For decades, the high-water mark for the U.S. recorded-music business was 1999’s $14.6 billion, a figure achieved at the peak of the CD boom and right before the likes of Napster and Limewire (and iTunes) began to push a reluctant business inexorably into the digital age. But while 2021’s $15 billion is eye-catching in absolute numbers, it’s not actually the best year ever for the business: the RIAA notes that with inflation, it’s actually still 37% lower than that 1999 benchmark. So how big is the biz, really? Well, according to the U.S. Inflation Calculator, $14.6 billion in 1999 money would be about $23.75 billion in 2021 dollars, which would make 2021’s $15 billion off the pace. Put another way, the $15 billion put up in 2021 would equate to about $9.22 billion in 1999 dollars, give or take. So the gap is still big from the heyday of the turn of the century, but it’s another step in the right direction.

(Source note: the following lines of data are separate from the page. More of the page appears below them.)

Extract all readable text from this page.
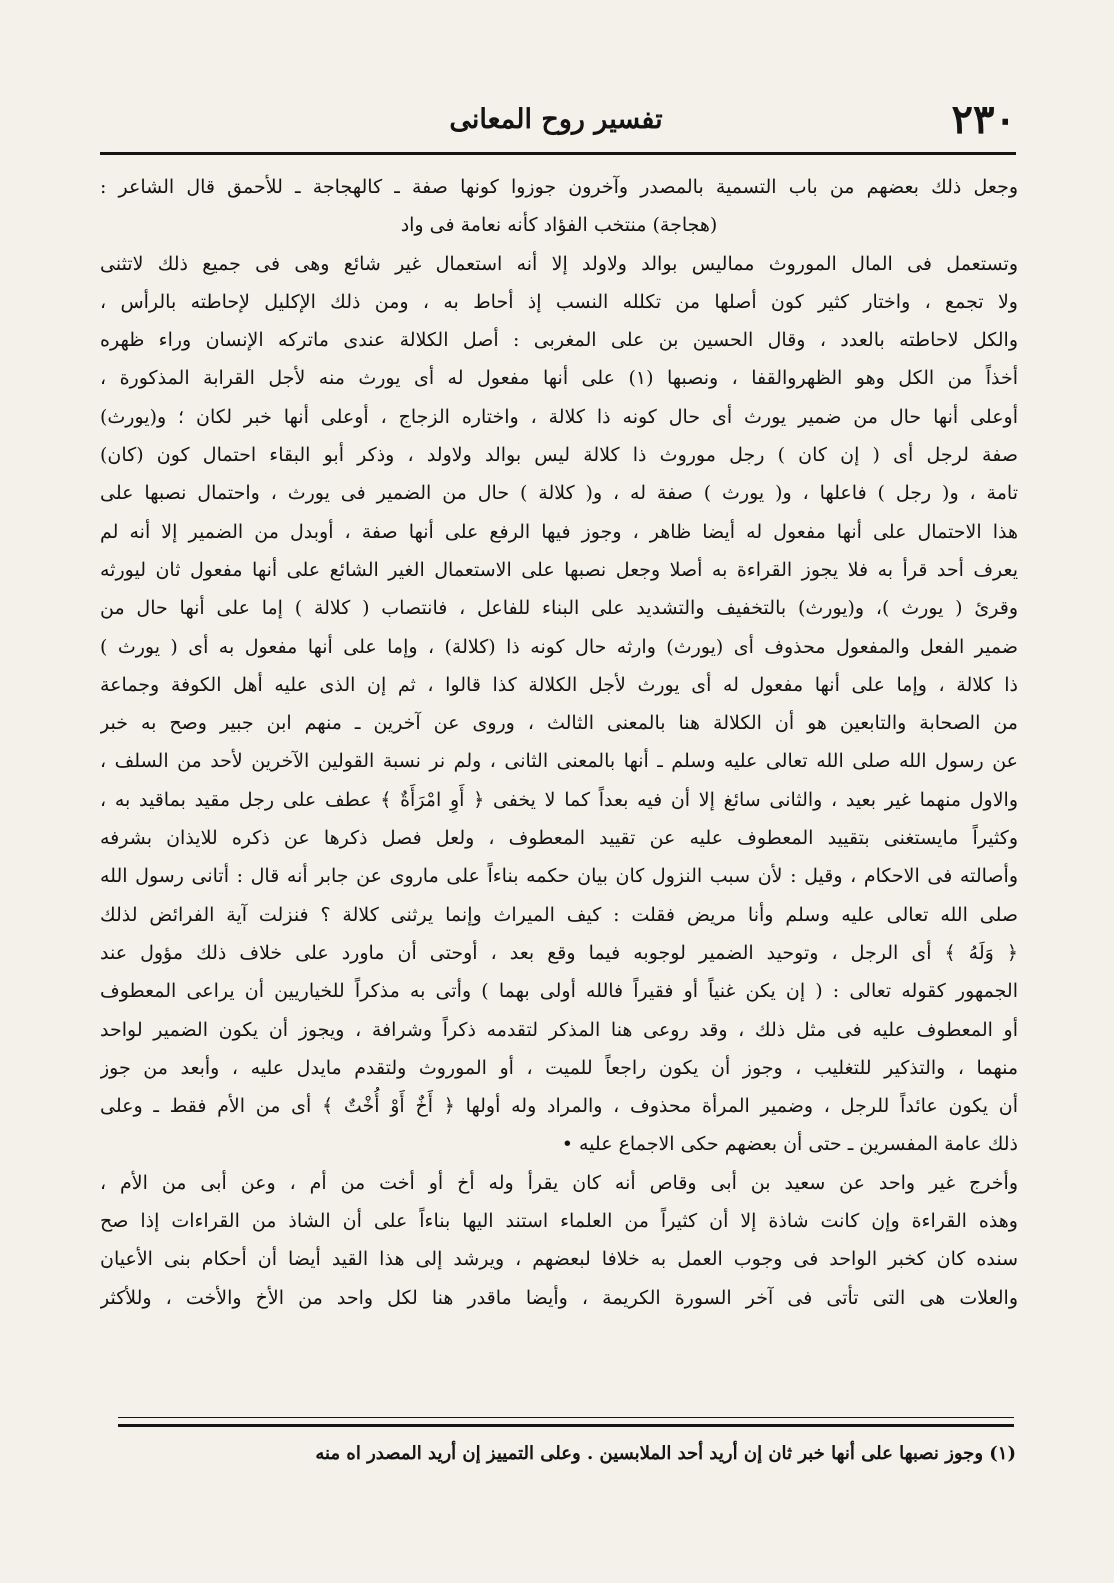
٢٣٠
تفسير روح المعانى
وجعل ذلك بعضهم من باب التسمية بالمصدر وآخرون جوزوا كونها صفة ـ كالهجاجة ـ للأحمق قال الشاعر :
(هجاجة) منتخب الفؤاد كأنه نعامة فى واد
وتستعمل فى المال الموروث مماليس بوالد ولاولد إلا أنه استعمال غير شائع وهى فى جميع ذلك لاتثنى
ولا تجمع ، واختار كثير كون أصلها من تكلله النسب إذ أحاط به ، ومن ذلك الإكليل لإحاطته بالرأس ،
والكل لاحاطته بالعدد ، وقال الحسين بن على المغربى : أصل الكلالة عندى ماتركه الإنسان وراء ظهره
أخذاً من الكل وهو الظهروالقفا ، ونصبها (١) على أنها مفعول له أى يورث منه لأجل القرابة المذكورة ،
أوعلى أنها حال من ضمير يورث أى حال كونه ذا كلالة ، واختاره الزجاج ، أوعلى أنها خبر لكان ؛ و(يورث)
صفة لرجل أى ( إن كان ) رجل موروث ذا كلالة ليس بوالد ولاولد ، وذكر أبو البقاء احتمال كون (كان)
تامة ، و( رجل ) فاعلها ، و( يورث ) صفة له ، و( كلالة ) حال من الضمير فى يورث ، واحتمال نصبها على
هذا الاحتمال على أنها مفعول له أيضا ظاهر ، وجوز فيها الرفع على أنها صفة ، أوبدل من الضمير إلا أنه لم
يعرف أحد قرأ به فلا يجوز القراءة به أصلا وجعل نصبها على الاستعمال الغير الشائع على أنها مفعول ثان ليورثه
وقرئ ( يورث )، و(يورث) بالتخفيف والتشديد على البناء للفاعل ، فانتصاب ( كلالة ) إما على أنها حال من
ضمير الفعل والمفعول محذوف أى (يورث) وارثه حال كونه ذا (كلالة) ، وإما على أنها مفعول به أى ( يورث )
ذا كلالة ، وإما على أنها مفعول له أى يورث لأجل الكلالة كذا قالوا ، ثم إن الذى عليه أهل الكوفة وجماعة
من الصحابة والتابعين هو أن الكلالة هنا بالمعنى الثالث ، وروى عن آخرين ـ منهم ابن جبير وصح به خبر
عن رسول الله صلى الله تعالى عليه وسلم ـ أنها بالمعنى الثانى ، ولم نر نسبة القولين الآخرين لأحد من السلف ،
والاول منهما غير بعيد ، والثانى سائغ إلا أن فيه بعداً كما لا يخفى ﴿ أَوِ امْرَأَةٌ ﴾ عطف على رجل مقيد بماقيد به ،
وكثيراً مايستغنى بتقييد المعطوف عليه عن تقييد المعطوف ، ولعل فصل ذكرها عن ذكره للايذان بشرفه
وأصالته فى الاحكام ، وقيل : لأن سبب النزول كان بيان حكمه بناءاً على ماروى عن جابر أنه قال : أتانى رسول الله
صلى الله تعالى عليه وسلم وأنا مريض فقلت : كيف الميراث وإنما يرثنى كلالة ؟ فنزلت آية الفرائض لذلك
﴿ وَلَهُ ﴾ أى الرجل ، وتوحيد الضمير لوجوبه فيما وقع بعد ، أوحتى أن ماورد على خلاف ذلك مؤول عند
الجمهور كقوله تعالى : ( إن يكن غنياً أو فقيراً فالله أولى بهما ) وأتى به مذكراً للخياريين أن يراعى المعطوف
أو المعطوف عليه فى مثل ذلك ، وقد روعى هنا المذكر لتقدمه ذكراً وشرافة ، ويجوز أن يكون الضمير لواحد
منهما ، والتذكير للتغليب ، وجوز أن يكون راجعاً للميت ، أو الموروث ولتقدم مايدل عليه ، وأبعد من جوز
أن يكون عائداً للرجل ، وضمير المرأة محذوف ، والمراد وله أولها ﴿ أَخٌ أَوْ أُخْتٌ ﴾ أى من الأم فقط ـ وعلى
ذلك عامة المفسرين ـ حتى أن بعضهم حكى الاجماع عليه •
وأخرج غير واحد عن سعيد بن أبى وقاص أنه كان يقرأ وله أخ أو أخت من أم ، وعن أبى من الأم ،
وهذه القراءة وإن كانت شاذة إلا أن كثيراً من العلماء استند اليها بناءاً على أن الشاذ من القراءات إذا صح
سنده كان كخبر الواحد فى وجوب العمل به خلافا لبعضهم ، ويرشد إلى هذا القيد أيضا أن أحكام بنى الأعيان
والعلات هى التى تأتى فى آخر السورة الكريمة ، وأيضا ماقدر هنا لكل واحد من الأخ والأخت ، وللأكثر
(١) وجوز نصبها على أنها خبر ثان إن أريد أحد الملابسين . وعلى التمييز إن أريد المصدر اه منه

Ad-Supported On-Demand Streaming Roars Back

In the RIAA’s 2020 year-end report, ad-supported on-demand streaming took a noticeable hit in growth, both in absolute terms and by percentage, which was chalked up to the fluky ad market caused by the onset of the pandemic. In reality, however, the growth — up 16.8% over 2019 — wasn’t too out of line with the levels of the two years prior to that, when the sector grew 15.3% in 2018 and 19.6% in 2019. But that particular revenue pot roared to much higher growth in 2021, up 46.7% to $1.76 billion — making it by far the second-largest source of revenue (behind paid subscriptions) for just the second year ever, after it nudged into that territory last year. And while it’s still dwarfed by the revenues from paid streaming — a cumulative $9.5 billion in 2021 — the fact that ad-supported on-demand revenue has nearly doubled since just 2019 (when it was $908 million) certainly bodes well, and reflects the increasing importance of revenues from the likes of YouTube, TikTok, Facebook and Spotify’s ad-supported tier.

The Amount of Vinyl Units Shipped Exploded

Another story that has been covered extensively is the growth of vinyl, and for good reason — the RIAA report says that the format passed the $1 billion revenue mark for the first time since 1986. (This writer was born in 1989.) But another story that has, also rightfully, been covered extensively of late has been the pandemic-fueled supply chain issues that have contributed — not entirely caused, but contributed — to vinyl pressing-plant delays and industry-wide frustration at the lead time required to get vinyl pressed and shipped in the past year or so. Well, another way to assess this issue is to look at production capacities as a whole: not only did vinyl revenue grow 61% over 2020, but vinyl shipments grew 67% year over year to 39.7 million units, far exceeding the 23.7 million units shipped in 2020. So, the demand is there, the production is keeping pace, but there are still issues in the industry — will we see more pressing plants begin to sprout up, or other solutions to this issue? Consider that just five years ago, in 2016, just 17.2 million units were shipped — units shipped have more than doubled in that time span and things do not appear to be slowing down. Something, surely, has got to give.

Digital’s Overall Revenue Share Actually Declined

Obviously, the story of this half-decade of growth has been a digital one: digital revenues passed physical revenues as a percentage of the business all the way back in 2011, and the gap has only widened since. But, in another quirk of the numbers this past year, digital’s percentage of overall revenues actually declined in 2021, from 90% in 2020 to 89% in 2021. That has a lot to do with the growth in vinyl and CD sales — the first time they both increased in the same year since 1996 — but is also just a factor of percentage growth: the higher you go, the harder it is to maintain those percentage growth numbers. It’s not a hugely significant change — the percentage of physical revenue went from 9.6% in 2020 to 11% even in 2021 — but we’re still talking about a couple hundred million dollars. Call it a fun trivia answer to a question that no one will ask one day.